Java homework question

[Mavor]

Had this assignment in my programming class last week, and I couldn't figure out how to finish it.

The assignment:
Write a method that takes in an array of integers and counts how many different numbers appear more than once.
For example: Given the array { 1; 1; 1; 2; 4; 4; 5; 6; 6 }  the answer would be 3, because three different numbers (1,4 and 6) appear more than once.

So far I've written the following code:

Java Code:

public static int checkRepetition(int[] a)
	{
		int repetitionCount = 0;
	
		for(int i=0; i<a.length; i++) //for any element in array a[]
		{
			for(int j=0; j<i; j++) //check if any previous element has the same value
			{
				if(a[i] == a[j]) 
				{						
					repetitionCount++;	
				}
			}			
		}		
		return repetitionCount;	
	}

Which, as you might tell, goes through every element in array a[] and checks if any previous element has the same value as a[i].
The obvious problem with this is that if any number appears more than two times it will be counted more than once, so for the array { 1; 1; 1; 2; 4; 4; 5; 6; 6 } I'd get the answer 4, because {1} appears three times and therefore is counted twice as a repetition.
I'm sure there is a relatively simple way of doing this, but I have tried a few ways and haven't been able to figure it out yet so any help is greatly appreciated

Mavor

[PhHein]

ok, how would you do it with pencil and paper? Try to break it down into small steps.

[Mavor]

For every element in the array I would check if any previous element in the array has the same value (is value the right word? what I mean is what integer it contains) as the element I am checking
If I found a match I would store the value somewhere and then every time I found another match I would want to check if the value has appeared before as a match. If it has appeared as a match before then I wouldn't raise my count variable, and if it hasn't appeared as a match before then I'd raise my count variable.
Say that I'm working with the n-th element in the array and the value of that element is 23, I would first check if 23 has appeared more than once before (and hence is stored somewhere as an already matched value), if not then I'd check every previous element to see if any element also has the value 23

Hope this is close to what you were asking for. I do realise what's missing in my code, some way of knowing if a number has already appeared at least twice before, to make sure it isn't counted as a repetition twice (or more often)

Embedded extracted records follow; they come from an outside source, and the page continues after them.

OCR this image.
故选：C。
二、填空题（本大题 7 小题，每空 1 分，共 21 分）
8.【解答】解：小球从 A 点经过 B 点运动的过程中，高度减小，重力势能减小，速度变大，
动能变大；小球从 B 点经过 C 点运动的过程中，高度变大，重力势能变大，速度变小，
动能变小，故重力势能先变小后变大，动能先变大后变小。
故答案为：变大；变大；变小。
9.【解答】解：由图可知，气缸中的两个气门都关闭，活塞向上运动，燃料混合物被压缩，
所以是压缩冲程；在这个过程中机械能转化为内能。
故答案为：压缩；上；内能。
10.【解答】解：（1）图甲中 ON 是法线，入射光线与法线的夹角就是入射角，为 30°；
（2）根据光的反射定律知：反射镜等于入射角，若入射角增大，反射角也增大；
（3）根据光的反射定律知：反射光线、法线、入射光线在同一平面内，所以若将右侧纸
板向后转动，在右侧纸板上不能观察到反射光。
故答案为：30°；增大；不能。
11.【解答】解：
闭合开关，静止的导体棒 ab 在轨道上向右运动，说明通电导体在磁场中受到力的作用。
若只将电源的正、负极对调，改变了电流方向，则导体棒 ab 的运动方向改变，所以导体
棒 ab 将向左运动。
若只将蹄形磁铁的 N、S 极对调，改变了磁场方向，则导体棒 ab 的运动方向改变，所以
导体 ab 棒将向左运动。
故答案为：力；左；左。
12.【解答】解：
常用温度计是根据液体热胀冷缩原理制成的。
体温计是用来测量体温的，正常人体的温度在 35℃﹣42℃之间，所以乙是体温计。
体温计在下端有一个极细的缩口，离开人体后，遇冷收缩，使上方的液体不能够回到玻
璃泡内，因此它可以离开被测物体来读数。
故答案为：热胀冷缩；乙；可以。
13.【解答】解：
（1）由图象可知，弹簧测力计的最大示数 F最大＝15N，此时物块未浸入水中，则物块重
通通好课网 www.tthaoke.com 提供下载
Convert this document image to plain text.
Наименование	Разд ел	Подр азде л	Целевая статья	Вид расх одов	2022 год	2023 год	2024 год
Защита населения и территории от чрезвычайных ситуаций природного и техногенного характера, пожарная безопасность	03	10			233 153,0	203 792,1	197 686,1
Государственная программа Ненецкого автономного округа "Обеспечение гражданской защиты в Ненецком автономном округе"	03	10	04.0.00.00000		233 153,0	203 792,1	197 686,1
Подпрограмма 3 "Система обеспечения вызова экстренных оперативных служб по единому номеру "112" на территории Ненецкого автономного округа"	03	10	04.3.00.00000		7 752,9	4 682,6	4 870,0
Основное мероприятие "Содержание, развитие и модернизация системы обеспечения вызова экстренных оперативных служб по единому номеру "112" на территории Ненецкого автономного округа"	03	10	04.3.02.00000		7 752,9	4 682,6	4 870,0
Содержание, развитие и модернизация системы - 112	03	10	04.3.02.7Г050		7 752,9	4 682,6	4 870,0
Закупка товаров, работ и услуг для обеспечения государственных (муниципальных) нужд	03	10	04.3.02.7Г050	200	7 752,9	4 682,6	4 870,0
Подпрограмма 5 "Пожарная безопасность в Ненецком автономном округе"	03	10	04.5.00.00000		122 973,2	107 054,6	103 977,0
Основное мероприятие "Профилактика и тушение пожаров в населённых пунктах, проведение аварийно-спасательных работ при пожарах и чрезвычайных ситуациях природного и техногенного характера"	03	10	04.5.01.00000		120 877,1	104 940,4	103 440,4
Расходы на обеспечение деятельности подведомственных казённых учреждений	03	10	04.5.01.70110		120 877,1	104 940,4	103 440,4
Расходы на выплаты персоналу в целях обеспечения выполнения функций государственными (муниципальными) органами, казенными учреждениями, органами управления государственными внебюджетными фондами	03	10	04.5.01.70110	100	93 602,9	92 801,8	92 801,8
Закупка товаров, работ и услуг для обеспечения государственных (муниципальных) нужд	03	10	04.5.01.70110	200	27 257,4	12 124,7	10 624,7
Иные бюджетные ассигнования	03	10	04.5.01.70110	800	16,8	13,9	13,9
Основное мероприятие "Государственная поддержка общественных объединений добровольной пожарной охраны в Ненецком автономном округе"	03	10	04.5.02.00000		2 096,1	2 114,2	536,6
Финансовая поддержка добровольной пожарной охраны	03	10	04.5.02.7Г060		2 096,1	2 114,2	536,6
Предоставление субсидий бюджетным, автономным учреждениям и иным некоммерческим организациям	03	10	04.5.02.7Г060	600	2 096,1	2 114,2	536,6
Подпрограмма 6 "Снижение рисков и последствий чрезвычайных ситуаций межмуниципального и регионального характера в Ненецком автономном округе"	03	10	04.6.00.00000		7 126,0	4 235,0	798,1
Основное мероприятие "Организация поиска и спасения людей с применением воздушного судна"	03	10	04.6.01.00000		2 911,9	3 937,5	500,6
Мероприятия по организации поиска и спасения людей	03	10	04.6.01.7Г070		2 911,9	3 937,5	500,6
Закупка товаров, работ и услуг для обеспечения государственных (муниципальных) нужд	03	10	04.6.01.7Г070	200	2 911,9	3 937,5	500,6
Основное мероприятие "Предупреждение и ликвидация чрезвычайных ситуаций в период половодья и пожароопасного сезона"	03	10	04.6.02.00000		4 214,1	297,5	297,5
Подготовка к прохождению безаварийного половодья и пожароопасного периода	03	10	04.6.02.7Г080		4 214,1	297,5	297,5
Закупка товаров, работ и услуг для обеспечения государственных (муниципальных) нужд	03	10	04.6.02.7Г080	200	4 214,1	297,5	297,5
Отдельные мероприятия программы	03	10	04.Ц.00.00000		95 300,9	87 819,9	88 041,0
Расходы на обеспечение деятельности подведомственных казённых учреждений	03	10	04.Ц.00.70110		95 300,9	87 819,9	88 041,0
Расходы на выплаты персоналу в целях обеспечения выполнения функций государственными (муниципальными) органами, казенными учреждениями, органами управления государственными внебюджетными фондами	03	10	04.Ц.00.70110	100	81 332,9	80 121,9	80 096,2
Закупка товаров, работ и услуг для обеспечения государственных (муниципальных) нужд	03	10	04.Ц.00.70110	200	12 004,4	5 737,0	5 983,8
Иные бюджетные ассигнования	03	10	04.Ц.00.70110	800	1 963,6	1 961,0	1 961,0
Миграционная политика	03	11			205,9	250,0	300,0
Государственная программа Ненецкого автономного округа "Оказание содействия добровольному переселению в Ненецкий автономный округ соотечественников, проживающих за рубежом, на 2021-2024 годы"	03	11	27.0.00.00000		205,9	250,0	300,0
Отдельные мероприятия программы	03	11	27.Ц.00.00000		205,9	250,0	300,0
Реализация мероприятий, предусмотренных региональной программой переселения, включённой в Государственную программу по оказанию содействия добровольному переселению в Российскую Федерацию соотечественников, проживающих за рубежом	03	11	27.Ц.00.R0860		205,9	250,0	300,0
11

EDIT: The array is sorted, which I wasn't aware of before (or actually I ignored it because I didn't know what it meant, although it should be pretty obvious).
I'm trying to solve this now with my new found info, will update soon

[Mavor]

This is what I have right now. The code works and gives the right answer but it probably could be more practical.
I compare the 1st and 2nd element in the array separately, because in the for loop I compare a[i] with a[i-2] and therefore need to start at the 3rd array to avoid going out of bounds

Java Code:

	public static int checkRepetition(int[] a)
	{
		int repetitionCount = 0;
		
		if(a[1] == a[0]) repetitionCount++;
	
		for(int i=2; i<a.length; i++)
		{
			if(a[i] != a[i-2] && a[i] == a[i-1])
			{							
			         repetitionCount++;					
			}
		}	
		return repetitionCount;		
	}

[PhHein]

Try your solution with an unsorted array or an array having the same digit four or more times.